Finding out title defects is not only limited to properties that are bought and sold at auction. There can be defects lurking in any property’s title – the secret to the success of your property transaction is to be able to find out what these might be before you buy, so you can make an informed decision about your property purchase.
Clear Titles before Purchasing
The vital thing when you purchase a property is to make sure you know exactly what rights come with the title to that specific property. Of course, what you really want when you purchase a property is to have ‘clear title’ to that property – in other words a property title without any ‘encumbrances’. If it turns out that your new property has an encumbrance on its title, it could cost you a fair bit to get it sorted and, in some cases, you may be permanently stuck with the effect of the encumbrance.
An encumbrance is a limitation, such as a mortgage, easement, covenant, change or other liability, on the title of a property that impedes its use or transfer by giving someone else an interest or right in that property. Sometimes it may be possible to get a specific encumbrance removed, but sometimes this may not be possible, and this could have serious consequences for the future value of the property.
Encumbrances on a property’s title can also make it difficult to get a mortgage, because a bank may be hesitant about lending you money to buy a property subject to an encumbrance that could affect its future value.
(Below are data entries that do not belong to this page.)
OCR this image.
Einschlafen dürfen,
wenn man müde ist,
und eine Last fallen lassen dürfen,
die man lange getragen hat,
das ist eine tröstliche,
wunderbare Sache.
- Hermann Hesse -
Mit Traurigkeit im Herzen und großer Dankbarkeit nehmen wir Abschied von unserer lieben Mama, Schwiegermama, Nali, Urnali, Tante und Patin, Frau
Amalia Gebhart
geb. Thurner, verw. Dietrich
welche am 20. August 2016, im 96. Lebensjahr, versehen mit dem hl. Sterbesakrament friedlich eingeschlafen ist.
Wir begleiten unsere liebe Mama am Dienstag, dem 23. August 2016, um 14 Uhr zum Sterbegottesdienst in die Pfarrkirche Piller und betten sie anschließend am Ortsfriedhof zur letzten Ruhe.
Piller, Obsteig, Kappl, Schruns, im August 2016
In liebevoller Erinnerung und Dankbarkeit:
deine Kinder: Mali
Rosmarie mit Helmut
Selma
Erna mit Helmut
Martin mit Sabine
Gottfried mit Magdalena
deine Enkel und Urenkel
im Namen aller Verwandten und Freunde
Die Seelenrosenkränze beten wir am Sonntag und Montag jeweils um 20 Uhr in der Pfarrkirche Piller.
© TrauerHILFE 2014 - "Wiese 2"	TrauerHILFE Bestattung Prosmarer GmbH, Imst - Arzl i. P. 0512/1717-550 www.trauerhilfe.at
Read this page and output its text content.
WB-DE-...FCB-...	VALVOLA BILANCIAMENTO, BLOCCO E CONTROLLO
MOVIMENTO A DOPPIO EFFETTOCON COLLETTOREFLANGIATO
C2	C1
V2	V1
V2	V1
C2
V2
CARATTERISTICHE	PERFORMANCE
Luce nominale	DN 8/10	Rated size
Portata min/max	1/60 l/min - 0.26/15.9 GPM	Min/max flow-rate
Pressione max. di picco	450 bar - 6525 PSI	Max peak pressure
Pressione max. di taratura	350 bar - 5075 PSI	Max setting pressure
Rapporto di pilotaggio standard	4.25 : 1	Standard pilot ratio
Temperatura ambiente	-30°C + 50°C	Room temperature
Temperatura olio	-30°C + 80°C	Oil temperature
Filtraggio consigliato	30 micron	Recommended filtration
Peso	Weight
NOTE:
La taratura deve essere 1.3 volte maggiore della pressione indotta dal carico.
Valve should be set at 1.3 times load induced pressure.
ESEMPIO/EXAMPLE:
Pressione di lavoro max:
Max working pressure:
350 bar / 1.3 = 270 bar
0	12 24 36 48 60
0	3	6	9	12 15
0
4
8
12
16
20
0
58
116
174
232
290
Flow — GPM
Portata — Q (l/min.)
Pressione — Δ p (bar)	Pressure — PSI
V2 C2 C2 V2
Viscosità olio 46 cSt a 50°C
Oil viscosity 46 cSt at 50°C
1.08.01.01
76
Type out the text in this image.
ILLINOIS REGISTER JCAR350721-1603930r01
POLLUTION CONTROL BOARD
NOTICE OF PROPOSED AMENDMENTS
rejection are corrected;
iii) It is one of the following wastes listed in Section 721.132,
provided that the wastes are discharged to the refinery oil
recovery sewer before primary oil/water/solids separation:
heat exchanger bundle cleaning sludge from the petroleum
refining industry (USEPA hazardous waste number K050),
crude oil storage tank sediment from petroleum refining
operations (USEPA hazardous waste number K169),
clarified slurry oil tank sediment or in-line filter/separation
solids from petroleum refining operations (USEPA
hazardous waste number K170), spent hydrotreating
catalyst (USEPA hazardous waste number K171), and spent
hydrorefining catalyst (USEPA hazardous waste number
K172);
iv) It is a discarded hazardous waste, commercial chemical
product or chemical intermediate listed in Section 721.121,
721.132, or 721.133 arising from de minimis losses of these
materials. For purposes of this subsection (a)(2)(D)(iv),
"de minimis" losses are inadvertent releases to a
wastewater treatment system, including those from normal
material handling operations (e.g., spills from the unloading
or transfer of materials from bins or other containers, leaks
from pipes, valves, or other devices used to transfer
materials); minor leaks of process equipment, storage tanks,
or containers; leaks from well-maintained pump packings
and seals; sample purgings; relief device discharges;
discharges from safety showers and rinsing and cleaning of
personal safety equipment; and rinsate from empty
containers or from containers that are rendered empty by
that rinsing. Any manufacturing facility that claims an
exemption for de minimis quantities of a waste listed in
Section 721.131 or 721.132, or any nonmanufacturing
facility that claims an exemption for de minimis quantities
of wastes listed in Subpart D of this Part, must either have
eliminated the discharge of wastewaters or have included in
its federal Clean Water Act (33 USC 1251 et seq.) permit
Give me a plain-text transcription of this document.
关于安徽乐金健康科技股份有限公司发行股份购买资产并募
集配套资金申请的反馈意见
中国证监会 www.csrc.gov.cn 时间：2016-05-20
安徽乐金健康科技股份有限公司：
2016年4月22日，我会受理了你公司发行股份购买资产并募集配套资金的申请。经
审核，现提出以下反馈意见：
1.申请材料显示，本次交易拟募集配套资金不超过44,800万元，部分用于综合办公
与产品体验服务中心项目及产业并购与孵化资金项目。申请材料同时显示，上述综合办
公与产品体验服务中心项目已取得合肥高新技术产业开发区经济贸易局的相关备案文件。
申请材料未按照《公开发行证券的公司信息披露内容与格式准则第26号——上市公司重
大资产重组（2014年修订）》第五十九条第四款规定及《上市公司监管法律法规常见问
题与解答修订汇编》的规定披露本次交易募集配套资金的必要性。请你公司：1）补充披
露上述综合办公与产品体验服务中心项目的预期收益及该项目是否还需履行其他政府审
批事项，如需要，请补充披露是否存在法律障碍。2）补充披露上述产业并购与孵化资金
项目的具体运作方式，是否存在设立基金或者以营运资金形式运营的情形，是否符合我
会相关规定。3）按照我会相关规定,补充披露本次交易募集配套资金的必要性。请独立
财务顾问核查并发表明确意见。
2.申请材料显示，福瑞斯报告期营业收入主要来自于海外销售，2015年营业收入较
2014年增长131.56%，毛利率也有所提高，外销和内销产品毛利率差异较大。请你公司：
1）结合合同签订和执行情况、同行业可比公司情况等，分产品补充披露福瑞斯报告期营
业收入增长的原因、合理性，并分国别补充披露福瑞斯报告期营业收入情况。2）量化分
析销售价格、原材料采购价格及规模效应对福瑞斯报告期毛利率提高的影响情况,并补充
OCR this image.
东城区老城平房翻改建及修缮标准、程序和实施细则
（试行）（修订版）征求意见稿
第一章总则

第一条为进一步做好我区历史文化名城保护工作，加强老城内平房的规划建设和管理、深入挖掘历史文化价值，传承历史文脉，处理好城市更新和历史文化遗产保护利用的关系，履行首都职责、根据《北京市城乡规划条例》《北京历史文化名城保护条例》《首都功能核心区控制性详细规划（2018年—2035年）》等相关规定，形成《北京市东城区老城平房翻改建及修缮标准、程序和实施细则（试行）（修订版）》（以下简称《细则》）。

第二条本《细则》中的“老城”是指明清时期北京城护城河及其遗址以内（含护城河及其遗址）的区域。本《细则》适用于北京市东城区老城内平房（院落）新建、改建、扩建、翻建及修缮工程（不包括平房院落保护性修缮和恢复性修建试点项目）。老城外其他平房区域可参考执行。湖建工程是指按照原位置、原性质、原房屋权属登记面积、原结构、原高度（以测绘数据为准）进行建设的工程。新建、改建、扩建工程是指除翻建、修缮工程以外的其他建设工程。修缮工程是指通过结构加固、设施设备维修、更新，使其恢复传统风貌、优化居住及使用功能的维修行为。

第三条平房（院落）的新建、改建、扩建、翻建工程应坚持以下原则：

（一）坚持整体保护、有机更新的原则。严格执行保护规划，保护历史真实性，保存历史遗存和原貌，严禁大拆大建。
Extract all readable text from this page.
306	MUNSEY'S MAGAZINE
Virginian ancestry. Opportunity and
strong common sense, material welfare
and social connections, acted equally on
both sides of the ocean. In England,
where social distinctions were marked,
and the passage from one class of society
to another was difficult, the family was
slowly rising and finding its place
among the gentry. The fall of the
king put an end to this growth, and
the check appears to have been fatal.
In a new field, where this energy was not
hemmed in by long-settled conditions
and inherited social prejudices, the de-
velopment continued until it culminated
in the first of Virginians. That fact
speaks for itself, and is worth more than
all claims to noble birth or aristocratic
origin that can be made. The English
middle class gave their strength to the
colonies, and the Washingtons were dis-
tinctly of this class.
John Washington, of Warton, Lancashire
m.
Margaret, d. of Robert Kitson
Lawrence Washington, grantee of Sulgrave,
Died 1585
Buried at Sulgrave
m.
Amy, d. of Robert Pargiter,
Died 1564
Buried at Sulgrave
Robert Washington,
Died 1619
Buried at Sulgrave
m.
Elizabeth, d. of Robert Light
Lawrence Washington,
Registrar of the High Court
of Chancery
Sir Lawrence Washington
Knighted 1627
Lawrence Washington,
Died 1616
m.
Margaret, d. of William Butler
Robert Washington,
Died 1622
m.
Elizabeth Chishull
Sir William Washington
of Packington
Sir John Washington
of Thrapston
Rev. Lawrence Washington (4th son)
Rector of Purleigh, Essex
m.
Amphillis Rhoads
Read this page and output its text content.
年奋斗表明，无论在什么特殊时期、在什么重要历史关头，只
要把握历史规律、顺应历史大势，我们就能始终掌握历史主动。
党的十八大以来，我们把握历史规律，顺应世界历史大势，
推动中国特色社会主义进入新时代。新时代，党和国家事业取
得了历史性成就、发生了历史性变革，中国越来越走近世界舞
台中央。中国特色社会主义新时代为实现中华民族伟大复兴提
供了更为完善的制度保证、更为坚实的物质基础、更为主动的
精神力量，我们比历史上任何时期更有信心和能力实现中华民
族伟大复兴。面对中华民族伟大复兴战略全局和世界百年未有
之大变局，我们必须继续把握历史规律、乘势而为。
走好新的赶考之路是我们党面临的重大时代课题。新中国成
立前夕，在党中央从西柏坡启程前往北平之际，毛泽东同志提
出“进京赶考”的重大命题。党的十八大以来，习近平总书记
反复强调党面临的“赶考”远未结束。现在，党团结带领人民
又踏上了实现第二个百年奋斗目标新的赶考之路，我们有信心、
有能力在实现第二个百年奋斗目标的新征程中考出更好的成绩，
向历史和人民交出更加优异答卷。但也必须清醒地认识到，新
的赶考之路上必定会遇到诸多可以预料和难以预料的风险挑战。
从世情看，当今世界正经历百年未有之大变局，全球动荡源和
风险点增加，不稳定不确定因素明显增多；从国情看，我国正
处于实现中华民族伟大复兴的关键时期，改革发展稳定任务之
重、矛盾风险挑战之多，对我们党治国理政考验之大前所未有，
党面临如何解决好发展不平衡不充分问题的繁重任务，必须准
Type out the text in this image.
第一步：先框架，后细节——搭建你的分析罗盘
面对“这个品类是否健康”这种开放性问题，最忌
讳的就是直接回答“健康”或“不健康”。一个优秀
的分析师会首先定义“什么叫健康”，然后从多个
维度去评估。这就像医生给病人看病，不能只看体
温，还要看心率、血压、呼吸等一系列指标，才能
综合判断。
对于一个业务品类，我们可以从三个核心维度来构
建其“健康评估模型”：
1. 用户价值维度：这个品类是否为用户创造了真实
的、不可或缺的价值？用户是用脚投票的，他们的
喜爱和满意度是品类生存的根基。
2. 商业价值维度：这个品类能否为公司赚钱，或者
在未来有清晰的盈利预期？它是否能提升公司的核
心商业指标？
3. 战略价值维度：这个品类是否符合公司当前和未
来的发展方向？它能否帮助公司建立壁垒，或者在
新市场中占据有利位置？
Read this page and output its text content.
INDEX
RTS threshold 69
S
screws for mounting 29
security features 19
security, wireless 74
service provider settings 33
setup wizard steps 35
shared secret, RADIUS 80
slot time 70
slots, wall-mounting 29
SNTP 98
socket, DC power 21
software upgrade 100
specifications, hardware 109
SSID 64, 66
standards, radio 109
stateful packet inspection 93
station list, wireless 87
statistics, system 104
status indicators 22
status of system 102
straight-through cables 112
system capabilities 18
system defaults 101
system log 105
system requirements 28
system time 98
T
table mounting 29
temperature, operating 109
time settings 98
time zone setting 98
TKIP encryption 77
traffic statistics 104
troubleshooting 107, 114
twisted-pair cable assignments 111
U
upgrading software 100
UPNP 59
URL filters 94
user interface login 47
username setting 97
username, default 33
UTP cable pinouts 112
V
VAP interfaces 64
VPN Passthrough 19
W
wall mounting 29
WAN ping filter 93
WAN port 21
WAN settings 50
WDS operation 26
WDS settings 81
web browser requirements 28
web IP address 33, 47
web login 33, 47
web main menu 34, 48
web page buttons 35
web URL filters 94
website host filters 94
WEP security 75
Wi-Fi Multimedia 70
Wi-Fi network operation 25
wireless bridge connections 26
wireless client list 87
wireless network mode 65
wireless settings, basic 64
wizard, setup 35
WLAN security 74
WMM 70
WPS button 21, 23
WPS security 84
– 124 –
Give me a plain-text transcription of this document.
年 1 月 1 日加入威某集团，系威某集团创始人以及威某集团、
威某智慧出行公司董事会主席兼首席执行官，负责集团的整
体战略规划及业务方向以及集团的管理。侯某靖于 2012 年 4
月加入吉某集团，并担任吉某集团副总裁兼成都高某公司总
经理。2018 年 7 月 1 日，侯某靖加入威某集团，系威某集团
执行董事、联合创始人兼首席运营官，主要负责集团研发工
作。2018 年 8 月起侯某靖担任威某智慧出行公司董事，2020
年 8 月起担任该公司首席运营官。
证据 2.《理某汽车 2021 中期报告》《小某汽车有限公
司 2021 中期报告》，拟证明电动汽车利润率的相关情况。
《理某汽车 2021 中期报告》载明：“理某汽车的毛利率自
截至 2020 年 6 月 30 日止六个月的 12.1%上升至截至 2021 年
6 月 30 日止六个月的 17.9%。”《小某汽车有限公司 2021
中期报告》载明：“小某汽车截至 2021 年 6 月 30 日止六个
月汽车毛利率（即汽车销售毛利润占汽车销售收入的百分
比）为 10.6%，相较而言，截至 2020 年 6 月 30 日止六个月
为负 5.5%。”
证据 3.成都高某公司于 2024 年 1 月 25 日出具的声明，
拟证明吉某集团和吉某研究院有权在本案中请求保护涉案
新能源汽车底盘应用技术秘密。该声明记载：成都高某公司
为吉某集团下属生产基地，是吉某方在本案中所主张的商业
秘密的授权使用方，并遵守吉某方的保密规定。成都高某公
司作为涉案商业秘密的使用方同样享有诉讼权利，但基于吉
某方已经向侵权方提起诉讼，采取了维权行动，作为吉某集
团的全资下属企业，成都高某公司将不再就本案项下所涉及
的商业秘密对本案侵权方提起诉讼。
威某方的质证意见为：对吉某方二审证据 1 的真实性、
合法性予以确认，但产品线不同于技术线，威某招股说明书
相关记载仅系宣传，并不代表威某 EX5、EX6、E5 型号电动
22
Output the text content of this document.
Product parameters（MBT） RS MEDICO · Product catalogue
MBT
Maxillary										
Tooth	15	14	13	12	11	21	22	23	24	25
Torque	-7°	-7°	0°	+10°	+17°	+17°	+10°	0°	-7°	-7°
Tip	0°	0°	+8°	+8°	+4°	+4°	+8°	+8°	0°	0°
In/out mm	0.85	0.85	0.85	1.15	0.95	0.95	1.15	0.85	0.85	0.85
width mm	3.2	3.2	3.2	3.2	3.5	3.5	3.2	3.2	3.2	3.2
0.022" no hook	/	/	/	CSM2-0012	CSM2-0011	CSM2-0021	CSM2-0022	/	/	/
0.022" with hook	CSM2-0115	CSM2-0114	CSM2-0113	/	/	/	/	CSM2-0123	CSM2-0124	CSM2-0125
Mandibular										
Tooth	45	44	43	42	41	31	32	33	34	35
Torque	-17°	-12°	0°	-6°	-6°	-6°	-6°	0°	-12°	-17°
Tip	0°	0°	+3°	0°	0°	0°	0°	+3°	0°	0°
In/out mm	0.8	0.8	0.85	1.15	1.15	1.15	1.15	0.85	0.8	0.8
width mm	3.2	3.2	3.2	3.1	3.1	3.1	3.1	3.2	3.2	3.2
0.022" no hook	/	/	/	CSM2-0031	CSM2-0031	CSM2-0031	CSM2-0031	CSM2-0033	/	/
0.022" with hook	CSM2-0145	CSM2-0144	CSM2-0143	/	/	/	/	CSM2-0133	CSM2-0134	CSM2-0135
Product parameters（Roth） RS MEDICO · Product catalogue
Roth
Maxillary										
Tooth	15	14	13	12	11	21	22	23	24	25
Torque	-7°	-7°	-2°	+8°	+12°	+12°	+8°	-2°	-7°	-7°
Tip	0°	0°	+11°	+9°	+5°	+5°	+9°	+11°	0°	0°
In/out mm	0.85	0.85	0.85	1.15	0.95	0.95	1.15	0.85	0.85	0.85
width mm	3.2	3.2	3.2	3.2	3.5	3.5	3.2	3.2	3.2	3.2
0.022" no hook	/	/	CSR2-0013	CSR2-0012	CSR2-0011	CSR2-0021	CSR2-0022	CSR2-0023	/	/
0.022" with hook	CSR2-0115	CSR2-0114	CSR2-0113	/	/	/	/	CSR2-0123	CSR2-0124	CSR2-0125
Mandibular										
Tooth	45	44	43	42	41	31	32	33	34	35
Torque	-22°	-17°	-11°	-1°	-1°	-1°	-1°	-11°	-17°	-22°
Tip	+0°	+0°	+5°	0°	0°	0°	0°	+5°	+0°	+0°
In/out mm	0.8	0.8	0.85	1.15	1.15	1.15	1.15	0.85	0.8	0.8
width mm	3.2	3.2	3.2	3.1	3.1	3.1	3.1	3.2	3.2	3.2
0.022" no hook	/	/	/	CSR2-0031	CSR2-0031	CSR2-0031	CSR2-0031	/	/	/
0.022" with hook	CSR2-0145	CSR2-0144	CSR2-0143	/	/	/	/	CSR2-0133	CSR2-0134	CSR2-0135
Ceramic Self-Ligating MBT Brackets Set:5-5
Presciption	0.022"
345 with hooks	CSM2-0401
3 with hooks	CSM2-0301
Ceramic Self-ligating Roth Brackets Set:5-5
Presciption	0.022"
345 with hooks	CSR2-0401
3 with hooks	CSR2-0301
An easement is a common type of encumbrance and may cover things such as allowing gas, water or sewerage to flow through the property – these types of encumbrances are often granted to local authorities or utility companies. Other common easements include things like drainage (giving someone the right to drain water over someone else’s land) or ‘rights of way’.
Owing to the fact that an encumbrance can have binding effects on subsequent owners of land, local authorities often use encumbrances as a convenient way to ensure landowners comply with certain consent conditions, such as, for example, restricting any further sub-division of a piece of land.
A covenant is another type of encumbrance that places some type of restriction on the use of the land, such as restrictions on the type or quality of buildings constructed or on the size of the floor plan. This sort of covenant is common in new developments, as a way to ensure that properties maintain a certain standard or level of uniformity. Other examples are height restrictions that may protect a view or limit the height of a tree. While land covenants can be restrictive, they may also mean that the property to which the covenant applies will be more valuable, particularly for future resale.
While an encumbrance has the potential to lessen the value of a property, in some cases the specific encumbrance can have more positive long-term implications. However, irrespective of whether the effect of an encumbrance is positive or negative, it is critical when purchasing a property that you ensure you do your due diligence on the title of the property in question.